Human activities are also responsible for coral bleaching (list is not exhaustive!):

  • agriculture : in France, agriculture production is used at 80% to feed livestock. It discharges nitrates and phosphates into streams, generating a chemical change in the rivers’ water ... down to the sea;
  • urbanization of the coastlines : on one hand, construction of real estate (some wastes containing varying concentrations of toxic substances are found in the sea) and, on the other hand, supply of freshwater from the sewage treatment of cities, watering of gardens near the coral beaches (i.e. the coral does not like freshwater);
  • increase of the seaside attractiveness that causes the destruction of beaches and coral reefs : use of solar products, human trampling on corals...;
  • generally speaking, wastes discarded voluntarily or not at sea: “all-offshore”.
Coral bleaching
Coral bleaching
Coral Bleaching on Reunion Island - © Myriam Dupuis

The coral then weakens: it receives less oxygen and ends up expelling its zooxanthells without which it cannot survive. And that’s when discolouration or bleaching occurs. If the stress does not last too long, the zooxanthellas sometimes reintegrate their coral, but when the stress is too high, the zooxanthells do not return and the coral dies, invaded by invasive algae that grow on its surface.

The first observation of a bleaching date back to 1979.
Since then, we have been talking about the whitening of corals. These are no longer isolated cases but whole areas of reefs that bleach and die. This phenomenon has been observed everywhere: on the Great Barrier Reef in Australia, but also on Reunion Island, on the Seychelles, on Madagascar, on the Maldives….
The pH of the sea has increased from 8.20 (in 1800) to 8.10 (in 2015) and is expected to continue falling to 7.65 by 2100.

What will be the impact of the disappearance of the corals?
Our lifestyles are producing more and more CO2.
Corals contribute to reducing the amount of CO2 in the planet’s atmosphere because the coral skeletons they build consists of aragonite crystals, that is to say calcium carbonate. Carbonate is only dissolved carbon dioxide; calcium is found in large quantities in water.
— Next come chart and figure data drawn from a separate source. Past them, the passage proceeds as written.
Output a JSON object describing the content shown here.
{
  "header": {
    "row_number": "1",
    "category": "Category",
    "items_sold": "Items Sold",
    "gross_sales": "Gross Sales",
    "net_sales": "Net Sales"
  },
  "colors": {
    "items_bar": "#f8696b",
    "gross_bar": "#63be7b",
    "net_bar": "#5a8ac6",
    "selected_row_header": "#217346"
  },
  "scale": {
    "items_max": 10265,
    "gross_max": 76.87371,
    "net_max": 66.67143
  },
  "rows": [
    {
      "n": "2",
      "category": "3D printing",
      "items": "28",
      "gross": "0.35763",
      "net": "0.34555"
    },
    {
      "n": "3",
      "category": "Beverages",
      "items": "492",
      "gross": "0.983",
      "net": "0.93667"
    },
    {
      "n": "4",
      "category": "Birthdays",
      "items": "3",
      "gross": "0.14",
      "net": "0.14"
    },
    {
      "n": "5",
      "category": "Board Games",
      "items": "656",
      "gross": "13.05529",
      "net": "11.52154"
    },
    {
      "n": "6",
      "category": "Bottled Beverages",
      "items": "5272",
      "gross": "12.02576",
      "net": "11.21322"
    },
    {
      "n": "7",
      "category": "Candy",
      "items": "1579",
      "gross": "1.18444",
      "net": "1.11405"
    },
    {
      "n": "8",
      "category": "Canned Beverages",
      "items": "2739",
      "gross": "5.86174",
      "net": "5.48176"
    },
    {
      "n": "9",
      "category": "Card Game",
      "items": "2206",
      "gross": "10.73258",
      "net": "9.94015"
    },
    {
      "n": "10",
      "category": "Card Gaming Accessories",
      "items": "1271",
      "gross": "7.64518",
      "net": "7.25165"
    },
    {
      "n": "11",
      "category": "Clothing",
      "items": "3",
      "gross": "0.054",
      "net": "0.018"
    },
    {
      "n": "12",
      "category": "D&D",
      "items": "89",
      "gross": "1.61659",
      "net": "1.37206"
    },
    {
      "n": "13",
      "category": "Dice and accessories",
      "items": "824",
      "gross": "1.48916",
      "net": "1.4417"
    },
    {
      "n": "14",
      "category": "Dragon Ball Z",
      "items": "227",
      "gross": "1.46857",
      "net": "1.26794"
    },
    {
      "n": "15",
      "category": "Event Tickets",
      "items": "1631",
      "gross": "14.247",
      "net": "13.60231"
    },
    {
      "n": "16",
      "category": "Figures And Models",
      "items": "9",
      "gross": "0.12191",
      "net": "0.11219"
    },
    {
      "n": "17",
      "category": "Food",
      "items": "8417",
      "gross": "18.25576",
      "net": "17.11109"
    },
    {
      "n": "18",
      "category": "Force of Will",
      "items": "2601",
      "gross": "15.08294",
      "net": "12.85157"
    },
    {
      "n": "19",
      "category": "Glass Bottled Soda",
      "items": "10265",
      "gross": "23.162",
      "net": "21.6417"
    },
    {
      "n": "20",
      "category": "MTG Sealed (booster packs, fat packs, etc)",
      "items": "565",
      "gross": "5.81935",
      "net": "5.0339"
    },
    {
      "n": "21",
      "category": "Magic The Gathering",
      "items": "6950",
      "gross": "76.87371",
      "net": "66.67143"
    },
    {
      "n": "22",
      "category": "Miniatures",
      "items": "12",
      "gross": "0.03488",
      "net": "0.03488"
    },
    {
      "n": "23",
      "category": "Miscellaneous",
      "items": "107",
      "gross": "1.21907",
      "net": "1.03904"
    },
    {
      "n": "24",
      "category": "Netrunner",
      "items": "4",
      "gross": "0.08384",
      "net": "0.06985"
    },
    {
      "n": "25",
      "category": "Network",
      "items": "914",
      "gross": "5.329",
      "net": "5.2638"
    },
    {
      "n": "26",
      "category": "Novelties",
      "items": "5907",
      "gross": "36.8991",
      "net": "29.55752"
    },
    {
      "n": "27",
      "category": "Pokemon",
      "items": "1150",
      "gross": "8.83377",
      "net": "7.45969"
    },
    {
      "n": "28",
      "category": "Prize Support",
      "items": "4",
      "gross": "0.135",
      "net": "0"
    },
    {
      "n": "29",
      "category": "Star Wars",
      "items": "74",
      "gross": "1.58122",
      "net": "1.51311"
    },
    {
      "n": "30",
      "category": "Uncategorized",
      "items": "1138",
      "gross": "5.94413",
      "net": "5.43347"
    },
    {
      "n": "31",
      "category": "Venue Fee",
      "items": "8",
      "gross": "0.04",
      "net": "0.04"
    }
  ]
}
Carbonate is proportional to the carbon dioxide present in the air.
The corals therefore recycle this CO2 in a rigid skeleton and participate in their own way in the purification of the atmosphere.
But the acidification of seawater has the following consequences:

  • the reduction of the chemical elements essential to marine life, hence the disappearance of marine animals;
  • the death of corals, shells, by the action of a sea water that has become corrosive and dissolves their shells;
  • the slow dissolution of the calcareous skeletons of these animals which will restore CO2, which will proportionately pass through the Earth’s atmosphere…and will contribute even more to the current pollution, even aggravating considerably the situation we are experiencing today. What will we do with this CO2 that will no longer be “evacuated” by natural mechanisms?...
    This acidification poses a real threat to marine ecosystems on a global scale, and therefore a threat to global food security.

We must therefore protect the coral, and protect the ocean and its inhabitants, because each species depends on another, in order to achieve this wonderful and fragile balance that gives life, and on which the human species also depends. Protecting is about thinking and changing one’s ways of behaving, including how one consumes.